These exercises are designed to help you reinforce your grasp of the concepts covered in the asynchronous lecture material.


Question 1

Clean the following string so that it reads as: "Clean this string".

dirty_string <- "22clean 5674.5This $%&*_@string!"



# Remove digits
dirty_string = str_remove_all(dirty_string,"\\d")

# Remove all punctuation 
dirty_string = str_remove_all(dirty_string,"[:punct:]")

# Looks like we have one lingering punctuation value
dirty_string =  str_remove_all(dirty_string,"\\$")

# Now to sentence case
clean_string = str_to_sentence(dirty_string)


Question 2

Clean the below text as follows:

  • Remove excess white space
  • Remove the spacing in the middle of the text (\n is computer speak for “new line”)
  • Remove the subordinate clauses (i.e. all text in-between the dashes (-).)
dirty_text <-"

    A comedian with no political experience has won the most votes in the first round of Ukraine's presidential elections, according to exit polls.

They say Volodymyr Zelenskiy - who played the president on TV - received 30.4% of the vote, with current leader Petro Poroshenko second on 17.8%.

The two - who have expressed largely pro-EU opinions - are set to take part in a run-off election next month.




# Clean the white space
dirty_text <- str_trim(dirty_text)

# Remove the spacing in the middle of the test 
dirty_text <- str_remove_all(dirty_text,"\\n")

# Remove the subordinate clauses. 

    # (1) Split the strings by the clauses 
    text_list <- str_split(dirty_text," - ")
    # (2) test returned as a list.

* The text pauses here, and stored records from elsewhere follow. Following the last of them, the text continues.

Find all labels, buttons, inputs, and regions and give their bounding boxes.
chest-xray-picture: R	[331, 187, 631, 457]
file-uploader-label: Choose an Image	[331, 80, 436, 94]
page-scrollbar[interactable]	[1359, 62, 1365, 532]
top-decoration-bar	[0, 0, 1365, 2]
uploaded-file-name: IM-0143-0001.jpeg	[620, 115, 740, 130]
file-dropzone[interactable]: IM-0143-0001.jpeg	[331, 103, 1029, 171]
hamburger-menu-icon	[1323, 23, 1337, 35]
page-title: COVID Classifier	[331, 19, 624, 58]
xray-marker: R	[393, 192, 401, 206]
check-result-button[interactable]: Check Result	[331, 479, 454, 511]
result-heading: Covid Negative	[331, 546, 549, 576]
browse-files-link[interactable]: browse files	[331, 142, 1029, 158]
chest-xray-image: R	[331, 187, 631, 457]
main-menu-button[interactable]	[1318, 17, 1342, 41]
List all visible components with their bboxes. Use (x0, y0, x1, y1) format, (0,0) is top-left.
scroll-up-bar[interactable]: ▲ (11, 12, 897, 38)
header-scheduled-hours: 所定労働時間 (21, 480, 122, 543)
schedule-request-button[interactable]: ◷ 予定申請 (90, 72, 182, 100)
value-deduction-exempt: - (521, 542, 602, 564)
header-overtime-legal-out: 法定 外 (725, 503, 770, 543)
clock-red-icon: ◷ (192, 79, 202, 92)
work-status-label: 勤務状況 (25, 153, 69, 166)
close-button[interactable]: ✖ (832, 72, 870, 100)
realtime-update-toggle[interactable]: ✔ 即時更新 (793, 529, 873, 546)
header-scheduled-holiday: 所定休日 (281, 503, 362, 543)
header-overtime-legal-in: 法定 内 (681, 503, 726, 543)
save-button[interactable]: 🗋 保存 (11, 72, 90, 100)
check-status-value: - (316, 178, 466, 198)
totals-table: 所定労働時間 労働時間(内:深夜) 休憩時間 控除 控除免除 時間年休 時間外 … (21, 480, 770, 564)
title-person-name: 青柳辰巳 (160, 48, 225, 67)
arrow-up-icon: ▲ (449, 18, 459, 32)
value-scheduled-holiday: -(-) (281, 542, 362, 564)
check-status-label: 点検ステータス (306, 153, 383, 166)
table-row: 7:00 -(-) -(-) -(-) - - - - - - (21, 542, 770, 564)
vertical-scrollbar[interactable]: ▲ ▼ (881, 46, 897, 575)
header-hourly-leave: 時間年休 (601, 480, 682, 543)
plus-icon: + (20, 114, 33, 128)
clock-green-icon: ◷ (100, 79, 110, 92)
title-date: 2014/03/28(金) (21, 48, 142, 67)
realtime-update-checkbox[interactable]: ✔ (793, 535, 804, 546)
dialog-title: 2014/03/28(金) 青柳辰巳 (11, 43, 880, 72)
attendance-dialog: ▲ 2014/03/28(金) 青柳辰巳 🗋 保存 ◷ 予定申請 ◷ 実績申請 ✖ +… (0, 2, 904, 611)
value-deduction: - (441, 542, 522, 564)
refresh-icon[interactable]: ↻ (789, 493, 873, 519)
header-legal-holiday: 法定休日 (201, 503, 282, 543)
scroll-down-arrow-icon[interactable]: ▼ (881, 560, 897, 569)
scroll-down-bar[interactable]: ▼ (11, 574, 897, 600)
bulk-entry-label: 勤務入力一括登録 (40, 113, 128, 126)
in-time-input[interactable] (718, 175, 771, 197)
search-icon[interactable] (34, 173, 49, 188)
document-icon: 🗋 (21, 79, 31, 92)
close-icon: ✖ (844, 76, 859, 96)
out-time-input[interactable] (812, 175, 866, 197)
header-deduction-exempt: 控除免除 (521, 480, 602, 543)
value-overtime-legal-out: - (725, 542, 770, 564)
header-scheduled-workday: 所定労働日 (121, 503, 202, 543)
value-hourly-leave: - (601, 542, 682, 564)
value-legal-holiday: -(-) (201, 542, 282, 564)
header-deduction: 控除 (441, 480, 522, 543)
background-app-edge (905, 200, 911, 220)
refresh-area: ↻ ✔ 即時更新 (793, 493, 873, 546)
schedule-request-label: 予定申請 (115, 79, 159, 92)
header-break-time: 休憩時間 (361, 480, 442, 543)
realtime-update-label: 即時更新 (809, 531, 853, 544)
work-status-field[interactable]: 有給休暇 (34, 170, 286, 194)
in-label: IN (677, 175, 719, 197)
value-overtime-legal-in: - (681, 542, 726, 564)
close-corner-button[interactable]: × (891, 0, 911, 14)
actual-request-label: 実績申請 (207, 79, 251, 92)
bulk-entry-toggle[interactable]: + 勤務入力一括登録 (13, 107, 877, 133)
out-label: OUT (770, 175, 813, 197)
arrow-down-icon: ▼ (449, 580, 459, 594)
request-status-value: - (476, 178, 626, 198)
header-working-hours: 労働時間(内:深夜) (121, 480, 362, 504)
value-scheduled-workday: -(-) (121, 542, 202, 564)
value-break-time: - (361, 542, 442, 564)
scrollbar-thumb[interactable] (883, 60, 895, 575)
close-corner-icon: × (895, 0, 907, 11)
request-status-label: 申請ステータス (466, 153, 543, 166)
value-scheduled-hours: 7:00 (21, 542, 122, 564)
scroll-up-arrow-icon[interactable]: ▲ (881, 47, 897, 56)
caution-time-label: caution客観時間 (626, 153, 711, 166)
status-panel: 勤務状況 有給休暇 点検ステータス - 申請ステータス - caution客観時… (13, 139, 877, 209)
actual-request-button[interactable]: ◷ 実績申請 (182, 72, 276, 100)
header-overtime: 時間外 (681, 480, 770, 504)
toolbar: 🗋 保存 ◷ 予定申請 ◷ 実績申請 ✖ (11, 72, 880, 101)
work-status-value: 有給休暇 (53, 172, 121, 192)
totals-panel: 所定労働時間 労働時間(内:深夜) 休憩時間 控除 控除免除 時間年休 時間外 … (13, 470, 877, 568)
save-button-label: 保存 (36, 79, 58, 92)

Only entry though
    text_list <- text_list[[1]]
    # (3) drop the indices containing the clauses.
    text_list <- text_list[c(-2,-4)]
    # (4) Paste the string back together.
    dirty_text <-  str_c(text_list,collapse = " ")
    # (5) Add spaces between the sentences.
    dirty_text <- str_replace_all(dirty_text,"\\.(?!\\d)",". ")